Bhattacharya, R., & Stevens, B. (2016). A two Turbulence Kinetic Energy model as a scale-adaptive approach to modeling the planetary boundary layer. Journal of Advances in Modeling Earth Systems, 8, 224-243. doi:10.1002/2015MS000548.


Cite as: http://hdl.handle.net/11858/00-001M-0000-0029-65BD-B
Abstract
A two Turbulence Kinetic Energy (2TKE) model is developed to address the boundary layer “grey zone” problem. The model combines ideas from local and nonlocal models into a single energetically consistent framework. By applying the Reynolds averaging to the large eddy simulation (LES) equations that employ Deardorff's subgrid TKE, we arrive at a system of equations for the boundary layer quantities and two turbulence kinetic energies: one which encapsulates the TKE of large boundary-layer-scale eddies and another which represents the energy of eddies subgrid to the vertical grid size of a typical large-scale model. These two energies are linked via the turbulent cascade of energy from larger to smaller scales and are used to model the mixing in the boundary layer.

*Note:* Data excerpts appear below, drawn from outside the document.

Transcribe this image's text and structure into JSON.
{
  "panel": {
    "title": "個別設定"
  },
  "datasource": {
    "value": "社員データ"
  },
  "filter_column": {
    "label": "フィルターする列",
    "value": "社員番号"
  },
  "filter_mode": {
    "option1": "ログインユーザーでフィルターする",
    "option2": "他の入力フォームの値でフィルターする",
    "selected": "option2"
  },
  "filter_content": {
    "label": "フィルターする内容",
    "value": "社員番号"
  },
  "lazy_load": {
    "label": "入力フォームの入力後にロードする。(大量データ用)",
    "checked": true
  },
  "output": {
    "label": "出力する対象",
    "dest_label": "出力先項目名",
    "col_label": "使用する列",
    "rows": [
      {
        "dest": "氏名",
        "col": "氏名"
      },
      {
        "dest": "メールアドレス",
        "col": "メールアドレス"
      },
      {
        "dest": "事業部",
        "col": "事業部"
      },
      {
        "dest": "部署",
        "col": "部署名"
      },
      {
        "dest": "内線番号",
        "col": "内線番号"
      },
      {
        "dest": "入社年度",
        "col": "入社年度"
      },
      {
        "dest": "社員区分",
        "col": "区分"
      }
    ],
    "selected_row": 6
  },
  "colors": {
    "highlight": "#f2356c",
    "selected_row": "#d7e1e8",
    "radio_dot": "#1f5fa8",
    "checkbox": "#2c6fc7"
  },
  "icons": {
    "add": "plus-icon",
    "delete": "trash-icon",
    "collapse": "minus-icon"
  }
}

The model is evaluated for three dry test cases and found to compare favorably to large eddy simulations. The usage of two TKEs for mixing helps reduce the dependency of the model on the vertical grid scale as well as on the free tropospheric stability and facilitates a smoother transition from convective to stable regimes. The usage of two TKEs representing two ranges of scales satisfies the prerequisite for modeling the boundary layer in the “grey zone”: an idea that is explored further in a companion paper.